Zelfs het National Security Agency (NSA) begint na de publicatie van het Stoa-rapport te praten. Volgens de boss heeft het agentschap slechts één doel: ‘information superiority for America.’

Sinds Martin Brady, directeur van het Australische Defence Signals Directorate (DSD), in mei vorig jaar het bestaan van Echelon schriftelijk toegaf, is de mist rond het wereldwijde afluistersysteem een beetje opgetrokken. Brady sprak met kennis van zaken, want zijn DSD werkt al dertig jaar onder Amerikaans toezicht. In het controlecentrum van Pina Gap, een eenzaam oord in de buurt van Alice Springs in midden-Australië, werden dagelijks miljoenen berichten met digitale woordenboeken en slimme zoekprogramma’s uitgevlooid. Vervolgens worden de resultaten via een geheime protocol aan de VS, Groot-Brittannië, Canada en Nieuw-Zeeland (de vier andere Echelon-partners) doorgespeeld.

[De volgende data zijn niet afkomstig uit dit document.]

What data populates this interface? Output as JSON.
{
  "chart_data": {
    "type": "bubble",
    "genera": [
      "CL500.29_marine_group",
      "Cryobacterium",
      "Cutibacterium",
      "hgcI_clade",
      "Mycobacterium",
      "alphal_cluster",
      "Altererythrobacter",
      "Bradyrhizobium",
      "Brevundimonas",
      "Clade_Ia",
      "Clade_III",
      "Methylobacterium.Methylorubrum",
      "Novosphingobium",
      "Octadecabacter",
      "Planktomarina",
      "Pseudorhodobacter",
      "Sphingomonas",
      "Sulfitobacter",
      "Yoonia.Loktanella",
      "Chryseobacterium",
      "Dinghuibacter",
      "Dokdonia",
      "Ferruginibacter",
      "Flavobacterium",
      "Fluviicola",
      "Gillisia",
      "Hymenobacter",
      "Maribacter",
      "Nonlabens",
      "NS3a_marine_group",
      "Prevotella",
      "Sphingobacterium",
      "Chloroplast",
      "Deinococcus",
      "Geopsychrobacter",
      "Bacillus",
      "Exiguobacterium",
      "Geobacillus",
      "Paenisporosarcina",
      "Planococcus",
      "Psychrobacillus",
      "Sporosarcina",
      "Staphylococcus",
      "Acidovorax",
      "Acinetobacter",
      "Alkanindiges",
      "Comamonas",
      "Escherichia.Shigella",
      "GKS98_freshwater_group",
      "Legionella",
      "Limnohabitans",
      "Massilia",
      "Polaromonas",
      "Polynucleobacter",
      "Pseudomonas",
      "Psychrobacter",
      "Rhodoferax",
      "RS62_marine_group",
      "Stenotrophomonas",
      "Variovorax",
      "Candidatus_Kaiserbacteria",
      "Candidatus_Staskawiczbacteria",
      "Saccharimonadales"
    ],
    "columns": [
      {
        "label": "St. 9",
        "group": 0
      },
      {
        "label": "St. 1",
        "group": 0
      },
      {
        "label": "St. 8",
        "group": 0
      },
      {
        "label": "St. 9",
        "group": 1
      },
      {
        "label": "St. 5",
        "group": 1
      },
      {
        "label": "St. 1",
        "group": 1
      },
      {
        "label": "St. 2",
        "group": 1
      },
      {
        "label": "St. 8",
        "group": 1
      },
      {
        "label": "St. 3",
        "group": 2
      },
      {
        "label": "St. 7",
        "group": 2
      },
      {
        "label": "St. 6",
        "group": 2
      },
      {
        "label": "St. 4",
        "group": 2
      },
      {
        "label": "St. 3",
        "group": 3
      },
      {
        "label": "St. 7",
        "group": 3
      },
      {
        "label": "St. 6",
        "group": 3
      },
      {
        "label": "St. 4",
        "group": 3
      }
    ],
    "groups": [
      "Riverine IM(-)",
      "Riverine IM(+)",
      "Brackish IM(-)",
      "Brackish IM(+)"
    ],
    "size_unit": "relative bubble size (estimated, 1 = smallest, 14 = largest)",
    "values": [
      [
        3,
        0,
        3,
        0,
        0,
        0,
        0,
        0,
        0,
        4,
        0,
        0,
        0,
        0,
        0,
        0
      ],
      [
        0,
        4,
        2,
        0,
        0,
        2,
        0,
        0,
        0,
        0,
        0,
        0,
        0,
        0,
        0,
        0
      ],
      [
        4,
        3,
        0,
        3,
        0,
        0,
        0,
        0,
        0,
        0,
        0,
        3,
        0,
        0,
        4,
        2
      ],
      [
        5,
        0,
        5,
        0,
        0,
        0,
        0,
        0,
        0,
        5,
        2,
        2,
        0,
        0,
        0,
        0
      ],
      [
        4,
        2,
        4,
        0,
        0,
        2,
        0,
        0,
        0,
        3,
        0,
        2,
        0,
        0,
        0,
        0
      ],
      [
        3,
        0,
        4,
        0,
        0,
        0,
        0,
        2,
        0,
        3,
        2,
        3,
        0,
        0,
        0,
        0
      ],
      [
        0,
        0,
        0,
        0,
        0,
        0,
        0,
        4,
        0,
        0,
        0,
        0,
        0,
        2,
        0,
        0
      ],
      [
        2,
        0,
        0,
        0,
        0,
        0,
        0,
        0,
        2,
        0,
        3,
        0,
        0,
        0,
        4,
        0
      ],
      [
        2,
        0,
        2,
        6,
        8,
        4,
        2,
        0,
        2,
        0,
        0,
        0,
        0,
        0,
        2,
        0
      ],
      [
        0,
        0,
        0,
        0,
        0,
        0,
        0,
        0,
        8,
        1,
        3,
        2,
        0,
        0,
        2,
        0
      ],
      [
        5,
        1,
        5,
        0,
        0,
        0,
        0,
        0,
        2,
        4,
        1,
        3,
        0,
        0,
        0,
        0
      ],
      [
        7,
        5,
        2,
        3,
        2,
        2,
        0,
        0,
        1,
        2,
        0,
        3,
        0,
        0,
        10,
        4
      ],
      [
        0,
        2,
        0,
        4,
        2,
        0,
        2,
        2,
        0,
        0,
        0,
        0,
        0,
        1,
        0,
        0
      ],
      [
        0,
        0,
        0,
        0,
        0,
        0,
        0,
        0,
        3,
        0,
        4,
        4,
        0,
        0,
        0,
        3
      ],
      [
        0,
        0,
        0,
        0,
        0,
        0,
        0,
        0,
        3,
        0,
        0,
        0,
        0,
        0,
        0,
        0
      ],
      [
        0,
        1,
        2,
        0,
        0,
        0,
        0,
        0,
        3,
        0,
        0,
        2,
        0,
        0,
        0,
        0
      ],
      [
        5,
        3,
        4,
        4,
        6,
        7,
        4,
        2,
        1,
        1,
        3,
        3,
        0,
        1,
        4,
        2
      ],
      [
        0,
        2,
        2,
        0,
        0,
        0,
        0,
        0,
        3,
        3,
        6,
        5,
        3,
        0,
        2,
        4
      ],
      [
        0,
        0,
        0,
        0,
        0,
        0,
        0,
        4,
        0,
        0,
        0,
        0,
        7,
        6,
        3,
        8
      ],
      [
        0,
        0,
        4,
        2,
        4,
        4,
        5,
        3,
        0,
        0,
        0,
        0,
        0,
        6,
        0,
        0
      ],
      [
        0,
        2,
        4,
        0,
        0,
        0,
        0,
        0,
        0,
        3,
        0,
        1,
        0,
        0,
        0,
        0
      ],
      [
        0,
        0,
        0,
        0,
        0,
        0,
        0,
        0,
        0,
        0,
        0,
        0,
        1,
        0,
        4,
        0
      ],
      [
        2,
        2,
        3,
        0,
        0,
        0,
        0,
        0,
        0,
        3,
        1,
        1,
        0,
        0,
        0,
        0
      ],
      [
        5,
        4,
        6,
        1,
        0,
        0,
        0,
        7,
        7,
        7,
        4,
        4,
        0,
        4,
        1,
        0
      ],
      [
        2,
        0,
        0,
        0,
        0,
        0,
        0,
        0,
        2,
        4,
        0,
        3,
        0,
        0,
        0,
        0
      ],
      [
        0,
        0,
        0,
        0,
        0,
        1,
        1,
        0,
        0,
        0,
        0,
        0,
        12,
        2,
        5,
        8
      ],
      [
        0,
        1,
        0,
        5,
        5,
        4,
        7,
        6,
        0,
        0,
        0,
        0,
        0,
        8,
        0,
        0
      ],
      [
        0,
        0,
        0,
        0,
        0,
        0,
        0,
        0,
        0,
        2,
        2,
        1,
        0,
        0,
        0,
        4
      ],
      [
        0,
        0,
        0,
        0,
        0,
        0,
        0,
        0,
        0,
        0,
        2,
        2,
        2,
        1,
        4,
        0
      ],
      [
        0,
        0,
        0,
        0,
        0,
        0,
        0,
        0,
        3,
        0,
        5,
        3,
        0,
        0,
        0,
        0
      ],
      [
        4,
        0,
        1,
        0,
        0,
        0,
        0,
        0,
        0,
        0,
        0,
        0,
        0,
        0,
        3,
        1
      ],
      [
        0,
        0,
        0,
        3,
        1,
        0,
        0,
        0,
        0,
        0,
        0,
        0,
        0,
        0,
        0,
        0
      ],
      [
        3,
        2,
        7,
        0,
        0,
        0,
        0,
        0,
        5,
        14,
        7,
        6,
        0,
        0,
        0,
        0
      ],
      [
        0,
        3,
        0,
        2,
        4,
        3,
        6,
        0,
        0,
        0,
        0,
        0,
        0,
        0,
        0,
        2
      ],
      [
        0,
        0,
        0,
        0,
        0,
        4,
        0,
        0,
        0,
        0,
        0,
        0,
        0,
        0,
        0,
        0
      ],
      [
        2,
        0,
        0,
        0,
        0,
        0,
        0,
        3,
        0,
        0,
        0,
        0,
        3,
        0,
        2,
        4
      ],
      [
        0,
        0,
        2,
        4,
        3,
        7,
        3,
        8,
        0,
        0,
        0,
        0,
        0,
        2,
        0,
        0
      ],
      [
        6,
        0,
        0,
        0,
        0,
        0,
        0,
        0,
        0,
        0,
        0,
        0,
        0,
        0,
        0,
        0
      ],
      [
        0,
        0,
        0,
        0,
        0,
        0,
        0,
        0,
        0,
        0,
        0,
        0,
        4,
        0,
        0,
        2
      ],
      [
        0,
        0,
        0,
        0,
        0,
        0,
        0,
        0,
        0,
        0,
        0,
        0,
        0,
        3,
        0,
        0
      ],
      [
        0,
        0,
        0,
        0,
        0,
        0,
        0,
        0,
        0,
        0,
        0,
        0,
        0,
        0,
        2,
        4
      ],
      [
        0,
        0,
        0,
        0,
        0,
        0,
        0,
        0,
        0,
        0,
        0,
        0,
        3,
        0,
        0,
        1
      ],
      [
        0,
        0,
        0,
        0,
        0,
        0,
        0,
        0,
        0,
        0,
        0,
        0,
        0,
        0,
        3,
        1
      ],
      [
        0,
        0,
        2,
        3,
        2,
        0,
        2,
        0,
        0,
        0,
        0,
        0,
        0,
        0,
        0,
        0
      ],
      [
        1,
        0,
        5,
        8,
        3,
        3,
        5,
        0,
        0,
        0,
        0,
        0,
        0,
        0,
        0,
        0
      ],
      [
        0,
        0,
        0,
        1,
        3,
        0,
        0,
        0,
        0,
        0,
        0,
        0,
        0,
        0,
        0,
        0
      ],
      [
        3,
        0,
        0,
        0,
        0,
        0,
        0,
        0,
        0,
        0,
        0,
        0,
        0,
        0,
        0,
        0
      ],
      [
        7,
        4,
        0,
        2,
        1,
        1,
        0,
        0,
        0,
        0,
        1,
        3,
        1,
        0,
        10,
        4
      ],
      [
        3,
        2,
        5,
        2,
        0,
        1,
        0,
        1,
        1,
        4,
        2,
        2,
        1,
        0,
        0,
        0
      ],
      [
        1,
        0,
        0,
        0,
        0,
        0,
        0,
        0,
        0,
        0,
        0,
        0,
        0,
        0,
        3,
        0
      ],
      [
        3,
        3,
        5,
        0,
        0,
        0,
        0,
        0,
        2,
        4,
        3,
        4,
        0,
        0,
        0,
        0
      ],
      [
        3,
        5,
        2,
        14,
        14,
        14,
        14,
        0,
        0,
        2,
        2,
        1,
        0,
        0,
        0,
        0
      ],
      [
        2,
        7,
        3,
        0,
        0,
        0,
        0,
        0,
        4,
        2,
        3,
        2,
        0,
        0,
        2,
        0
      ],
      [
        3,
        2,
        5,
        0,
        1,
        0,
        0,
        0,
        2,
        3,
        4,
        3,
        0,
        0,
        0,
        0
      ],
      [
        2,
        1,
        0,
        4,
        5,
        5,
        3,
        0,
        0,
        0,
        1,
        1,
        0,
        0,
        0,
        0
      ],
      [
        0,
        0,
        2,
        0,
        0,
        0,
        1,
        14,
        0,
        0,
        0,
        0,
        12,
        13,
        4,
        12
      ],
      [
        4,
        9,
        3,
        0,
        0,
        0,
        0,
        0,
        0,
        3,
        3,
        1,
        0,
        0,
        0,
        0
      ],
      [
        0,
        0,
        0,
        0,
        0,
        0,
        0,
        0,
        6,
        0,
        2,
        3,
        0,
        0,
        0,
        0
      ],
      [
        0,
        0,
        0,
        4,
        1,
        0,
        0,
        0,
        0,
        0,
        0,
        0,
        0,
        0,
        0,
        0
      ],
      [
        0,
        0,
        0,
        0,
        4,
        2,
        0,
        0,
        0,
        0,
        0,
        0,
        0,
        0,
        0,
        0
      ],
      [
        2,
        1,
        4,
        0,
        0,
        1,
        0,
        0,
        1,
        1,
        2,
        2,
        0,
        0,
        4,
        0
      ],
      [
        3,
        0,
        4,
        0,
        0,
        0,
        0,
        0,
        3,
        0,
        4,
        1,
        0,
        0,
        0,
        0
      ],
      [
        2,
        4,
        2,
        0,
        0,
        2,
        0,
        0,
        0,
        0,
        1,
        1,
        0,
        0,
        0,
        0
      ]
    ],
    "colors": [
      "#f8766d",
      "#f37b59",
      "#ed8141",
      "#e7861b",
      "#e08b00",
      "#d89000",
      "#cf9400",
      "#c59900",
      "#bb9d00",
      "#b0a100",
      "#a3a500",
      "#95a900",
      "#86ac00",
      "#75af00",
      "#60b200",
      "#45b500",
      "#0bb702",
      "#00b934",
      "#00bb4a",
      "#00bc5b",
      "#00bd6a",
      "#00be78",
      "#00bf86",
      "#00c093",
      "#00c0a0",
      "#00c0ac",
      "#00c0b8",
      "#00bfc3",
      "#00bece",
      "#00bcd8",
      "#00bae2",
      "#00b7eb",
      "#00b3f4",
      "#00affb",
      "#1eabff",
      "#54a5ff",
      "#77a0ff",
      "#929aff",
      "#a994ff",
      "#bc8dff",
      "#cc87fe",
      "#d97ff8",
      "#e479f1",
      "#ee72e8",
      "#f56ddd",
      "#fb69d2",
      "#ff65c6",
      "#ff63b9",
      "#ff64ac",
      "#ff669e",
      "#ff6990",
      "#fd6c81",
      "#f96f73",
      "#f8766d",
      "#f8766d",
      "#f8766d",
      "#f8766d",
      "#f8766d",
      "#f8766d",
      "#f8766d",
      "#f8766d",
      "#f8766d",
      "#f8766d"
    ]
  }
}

Echelon is een kind uit de Koude Oorlog, maar heeft zich ondertussen aan de nieuwe geopolitieke situatie en tijden aangepast. Het heeft nu oor voor veel meer dan alleen maar puur militaire activiteiten. Alles wat de machtspositie van de deelnemende landen, in eerste instantie de VS, kan bedreigen, komt voor afluistering in aanmerking. Dat er veel meer op het spel staat dan de strijd tegen de internationale misdaad is voor het National Security Agency (NSA), de motor van Echelon, een feit. ‘De informatierevolutie, aldus NSA-boss luitenant-generaal Kenneth A. Minihan, zorgt voor een omwenteling die even radicaal is als de atoombom. Zoals de controle over de industriële technologie de laatste twee eeuwen de sleutel voor militaire en economische macht was, zo wordt de controle over de informatietechnologie dat in de 21ste eeuw.’ Op de website van de NSA bepleit Minihan ‘ a new national effort dedicated to a single goal: information superiority for America.

De NSA heeft de reputatie de meest discrete van alle Amerikaanse inlichtingendiensten te zijn, vandaar de bijnaam No Such Agency (NSA). Niet toevallig bevindt zich op het hoofdkwartier in Fort George G. Meade een gedenksteen met de inscriptie They Served in Silence. Door het nieuwe Stoa-rapport en de beschuldiging dat Echelon zich met industriële spionage bezighoudt, voelde de NSA zich echter aangesproken. Op 24 februari kregen alle Amerikaanse congresleden een brief in hun mailbox waarin de NSA verzekerde dat al zijn activiteiten volgens de highest constitutional, legal and ethical standards gebeuren. Opvallend is wel dat de NSA het alleen over VS-burgers heeft. Voor zijn buitenlandse tapactiviteiten – de hoofdbrok van zijn bezigheden – gelden blijkbaar andere normen.

Omdat de computers steeds krachtiger worden en het efficiënt versleutelen (encryptie) toeneemt, gooide de NSA het op een akkoordje met Amerikaanse sofwarebedrijven zoals Microsoft, Netscape en Lotus.

Zo ontdekte de Zweedse regering in 1997 dat er in de VS was geprutst aan het e-mailsysteem waarop de (Zweedse) overheid werkte. Lotus Notes had 24 van de 64 bytes van de encryptie aan de NSA doorgespeeld, zodat die zonder problemen alle e-mails van niet-Amerikaanse gebruikers kon kraken.

In Windows van Microsoft, zo ontdekte de Canadese beveiligingsdeskundige Andrew Fernandes enkele maanden geleden, bevat het besturingsprogramma een geheime sleutel met de naam NSAKEY. Volgens Fernandes kan de NSA via dat achterdeurtje alle Window-gebruikers in het oog houden. Microsoft ontkent dat NSAKEY er op verzoek van de NSA kwam. Het zou er alleen zijn om aan te geven dat de versleuteling aan de Amerikaanse exportbeperkingen voldoet.